Gladi kotor dan gladi bersih sudah kita lewati lengkap dengan kostum yang nantinya dipakai pada saat Festival Nasional Teater (FNT) 2016. Tak lupa kami juga ziarah ke makam Kyai Kasan Mukmin yang tidak jauh dari sekolah kami. Seraya kita bermaitan dan berdoa supaya mendapatkan safaat dari semua yang sudah beliau ajarkan kepada kita semua. Kami persiapkan segala sesuatunya dengan sebaik-baiknya. Ada tiga kloter pemberangkatan yang kami rencanakan. Yang pertama kali berangkat adalah semua property yang kami gunakan di sana termasuk alat musik gamelan dan semua property. Pak Wisnu yang biasa membantu kami di bagian perlengkapan kali ini juga sanggup membantu kami di bagian yang sama. Pak Hari adalah sopir yang menemani Pak Wisnu untuk membawa semua perlengkapan melalui darat dengan menggunakan pick-up milik Pak Edi. Kloter kedua adalah aku, Iwan dan akhtar. Dan yang terakhir suamiku dan semua anggota tim 15 pemain dan pemusik.
Aku, Iwan, Pak Wisnu, Pak Hari dan suamiku menginventaris semua yang dimasukkan ke dalam pick-up. Saat itu sangat larut malam karena packing semua alat music dan juga property harus benar-benar rapi dan aman karena perjalana jauh. Pukul 00.00 dini hari sudah terlewati, Pak Wisnu dan Pak Hari sopir pick up siap berangkat malam itu juga menuju Jakarta dengan perjalanan darat.
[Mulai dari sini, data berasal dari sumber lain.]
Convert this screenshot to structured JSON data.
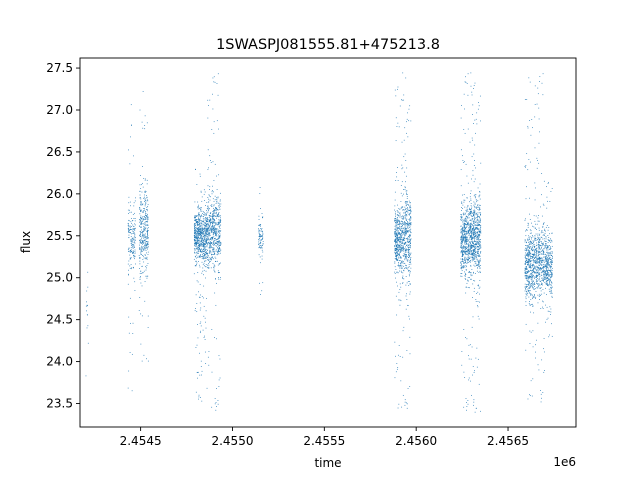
{
  "chart_data": {
    "type": "scatter",
    "title": "1SWASPJ081555.81+475213.8",
    "xlabel": "time",
    "ylabel": "flux",
    "x_offset_label": "1e6",
    "xlim": [
      2454170,
      2456870
    ],
    "ylim": [
      23.22,
      27.62
    ],
    "x_ticks": [
      2.4545,
      2.455,
      2.4555,
      2.456,
      2.4565
    ],
    "x_tick_labels": [
      "2.4545",
      "2.4550",
      "2.4555",
      "2.4560",
      "2.4565"
    ],
    "y_ticks": [
      23.5,
      24.0,
      24.5,
      25.0,
      25.5,
      26.0,
      26.5,
      27.0,
      27.5
    ],
    "y_tick_labels": [
      "23.5",
      "24.0",
      "24.5",
      "25.0",
      "25.5",
      "26.0",
      "26.5",
      "27.0",
      "27.5"
    ],
    "grid": false,
    "color": "#1f77b4",
    "clusters": [
      {
        "x_start": 2454200,
        "x_end": 2454215,
        "y_center": 24.5,
        "spread": 0.55,
        "y_min": 23.6,
        "y_max": 25.15,
        "count": 14
      },
      {
        "x_start": 2454430,
        "x_end": 2454470,
        "y_center": 25.45,
        "spread": 0.3,
        "y_min": 23.45,
        "y_max": 27.1,
        "count": 180
      },
      {
        "x_start": 2454490,
        "x_end": 2454540,
        "y_center": 25.55,
        "spread": 0.35,
        "y_min": 24.0,
        "y_max": 27.45,
        "count": 350
      },
      {
        "x_start": 2454790,
        "x_end": 2454860,
        "y_center": 25.5,
        "spread": 0.22,
        "y_min": 23.5,
        "y_max": 26.3,
        "count": 700
      },
      {
        "x_start": 2454860,
        "x_end": 2454935,
        "y_center": 25.55,
        "spread": 0.3,
        "y_min": 23.4,
        "y_max": 27.45,
        "count": 600
      },
      {
        "x_start": 2455140,
        "x_end": 2455165,
        "y_center": 25.5,
        "spread": 0.15,
        "y_min": 24.65,
        "y_max": 26.15,
        "count": 90
      },
      {
        "x_start": 2455880,
        "x_end": 2455920,
        "y_center": 25.45,
        "spread": 0.28,
        "y_min": 23.45,
        "y_max": 27.4,
        "count": 400
      },
      {
        "x_start": 2455920,
        "x_end": 2455970,
        "y_center": 25.5,
        "spread": 0.35,
        "y_min": 23.4,
        "y_max": 27.45,
        "count": 450
      },
      {
        "x_start": 2456240,
        "x_end": 2456290,
        "y_center": 25.45,
        "spread": 0.3,
        "y_min": 23.4,
        "y_max": 27.45,
        "count": 500
      },
      {
        "x_start": 2456290,
        "x_end": 2456350,
        "y_center": 25.5,
        "spread": 0.32,
        "y_min": 23.4,
        "y_max": 27.45,
        "count": 650
      },
      {
        "x_start": 2456590,
        "x_end": 2456640,
        "y_center": 25.15,
        "spread": 0.3,
        "y_min": 23.5,
        "y_max": 27.45,
        "count": 450
      },
      {
        "x_start": 2456640,
        "x_end": 2456700,
        "y_center": 25.2,
        "spread": 0.3,
        "y_min": 23.5,
        "y_max": 27.45,
        "count": 450
      },
      {
        "x_start": 2456700,
        "x_end": 2456740,
        "y_center": 25.15,
        "spread": 0.28,
        "y_min": 24.3,
        "y_max": 26.2,
        "count": 300
      }
    ]
  }
}
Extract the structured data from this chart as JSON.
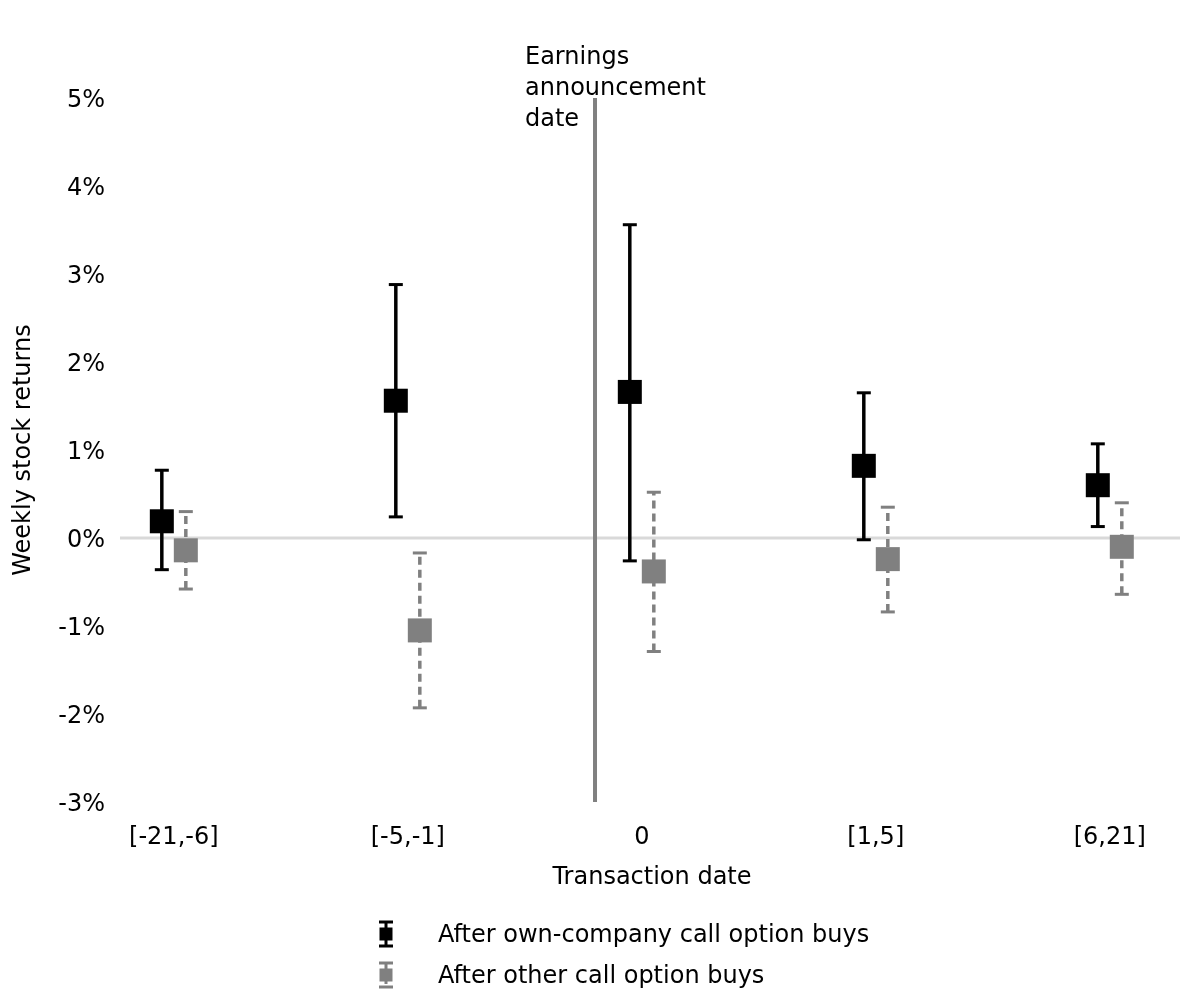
{
  "chart_data": {
    "type": "scatter",
    "xlabel": "Transaction date",
    "ylabel": "Weekly stock returns",
    "categories": [
      "[-21,-6]",
      "[-5,-1]",
      "0",
      "[1,5]",
      "[6,21]"
    ],
    "series": [
      {
        "name": "After own-company call option buys",
        "color": "#000000",
        "values": [
          0.19,
          1.56,
          1.66,
          0.82,
          0.6
        ],
        "errors": [
          [
            -0.36,
            0.77
          ],
          [
            0.24,
            2.88
          ],
          [
            -0.26,
            3.56
          ],
          [
            -0.02,
            1.65
          ],
          [
            0.13,
            1.07
          ]
        ],
        "line_style": "solid"
      },
      {
        "name": "After other call option buys",
        "color": "#808080",
        "values": [
          -0.14,
          -1.05,
          -0.38,
          -0.24,
          -0.1
        ],
        "errors": [
          [
            -0.58,
            0.3
          ],
          [
            -1.93,
            -0.17
          ],
          [
            -1.29,
            0.52
          ],
          [
            -0.84,
            0.35
          ],
          [
            -0.64,
            0.4
          ]
        ],
        "line_style": "dashed"
      }
    ],
    "ylim": [
      -3,
      5
    ],
    "yticks": [
      {
        "value": -3,
        "label": "-3%"
      },
      {
        "value": -2,
        "label": "-2%"
      },
      {
        "value": -1,
        "label": "-1%"
      },
      {
        "value": 0,
        "label": "0%"
      },
      {
        "value": 1,
        "label": "1%"
      },
      {
        "value": 2,
        "label": "2%"
      },
      {
        "value": 3,
        "label": "3%"
      },
      {
        "value": 4,
        "label": "4%"
      },
      {
        "value": 5,
        "label": "5%"
      }
    ],
    "ref_lines": [
      {
        "axis": "y",
        "value": 0,
        "color": "#d9d9d9"
      }
    ],
    "annotations": [
      "Earnings announcement date"
    ],
    "marker": "square",
    "grid": false,
    "legend": "bottom"
  }
}
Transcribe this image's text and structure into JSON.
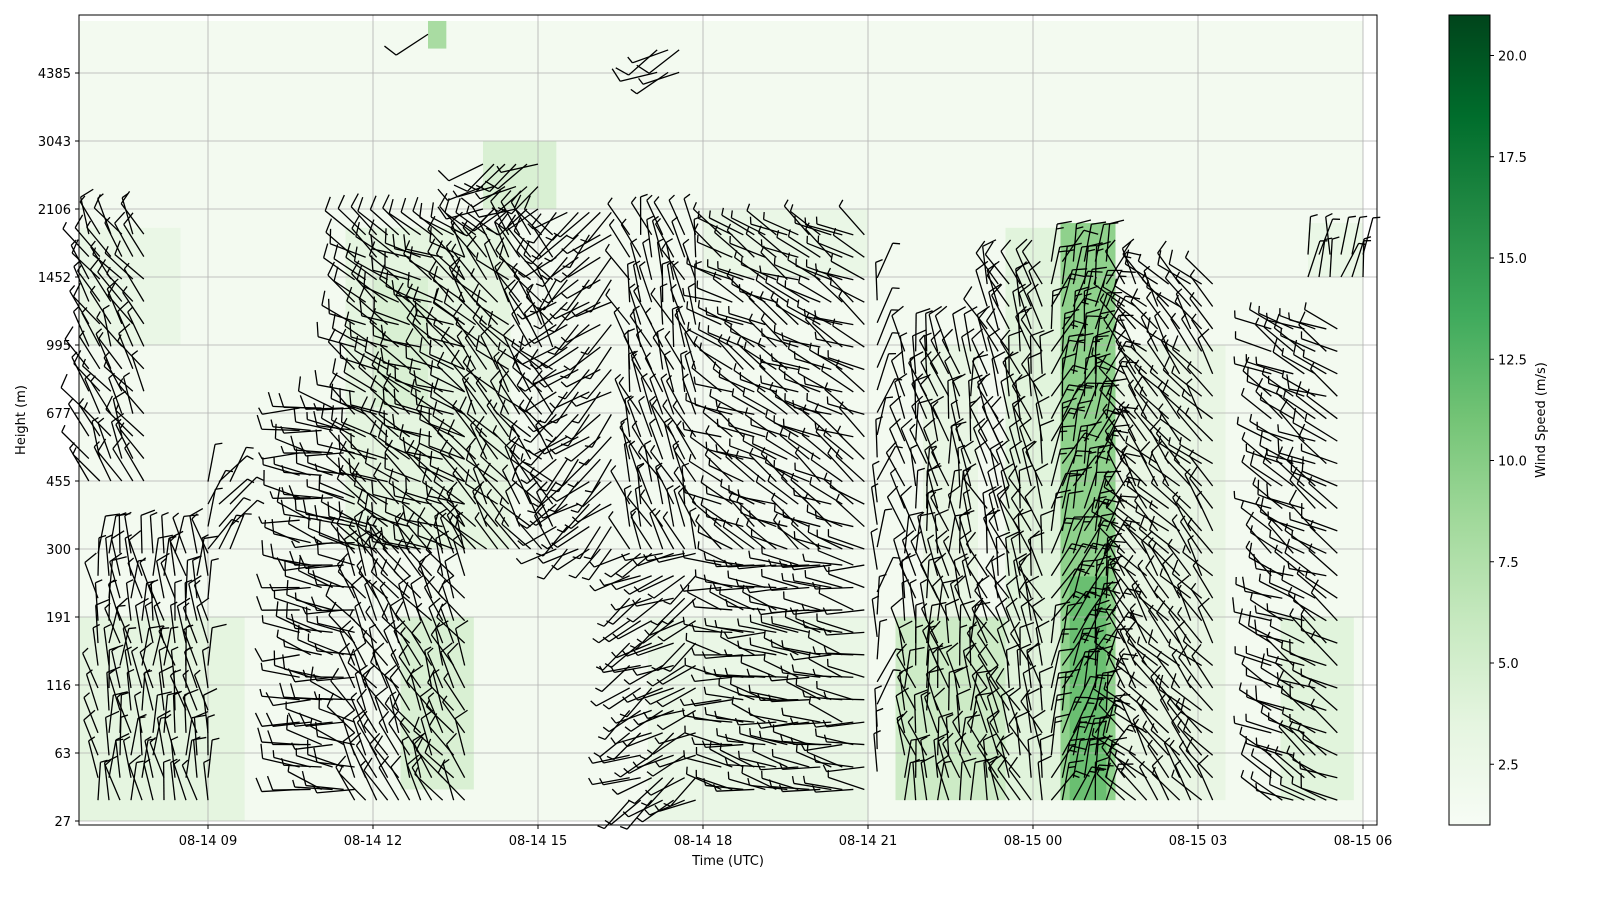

Hujan begitu deras, sampai plataran masjid yang kami gunakan untuk berkemas tergenang air sebagian. Saat itu anakku masih balita, terlelap dilantai plataran masjid yang hanya kuberi alas dengan selimut dan serpihan kardus untuk membuat property. Rasa iba dan kasihan muncul pada saat itu, kasihan melihat anakku yang kedinginan dan menjadi santapan nyamuk ketika itu. Segera kami bergegas pulang untuk melanjutkan petualangan menuju Jakarta.
Sesampai di rumah langsung aku packing keperluan pribadiku, anak dan suamiku. Sedapatnya baju dan keperluan yang kita butuhkan di sana kuambil dan aku. masukkan ke dalam 2 tas rangsel. Masih terbayang tubuh lunglaiku yang merasakan beban selama 1 bulan penuh berlatih dan menyiapkan semuanya. Selama diperjalanan Iwan tidak mau melihat luar pesawat. Ternyata baru tahu aku kalau dia pobia ketinggian. Sesampai Bandara di Jakarta kami dijemput oleh panitia dan kita bersama-sama naik bis menuju hotel.
Beda cerita dengan Pak Wisnu dan Pak Hari, sesampai Tuban pada saat setelah melakukan sholat subuh, Pak Wisnu sudah mendambakan tidur melungker selonjor tapi perjalanan masih sangat jauh. Dia berangkat ke jakarta perdana dengan kondisi berangkat jam 00.00, naik pick up yng sangat “nyuaaamann” (untuk barang,tp buat Manusia tidak). Pengorbanan yang benar-benar totalitas. Ketika sudah nyampai hotel dan dia bisa tidur kurang lebih 3 jam. Anugrah untuk orang-orang yang punya loyalitas tinggi. Nikmat tidur akhirnya dirasakan walaupun hanya 3 jam. Bangun tidur terus langsung menuju Taman Ismail Marzuki, dengan kondisii perut trasa berbisik minta untuk diisi. Hari-hari tersebut tidak mungkin dilipakan begitu saja. Hari yang dinanti begitu banyak cerita suka dan duka mewarnai hidup kita.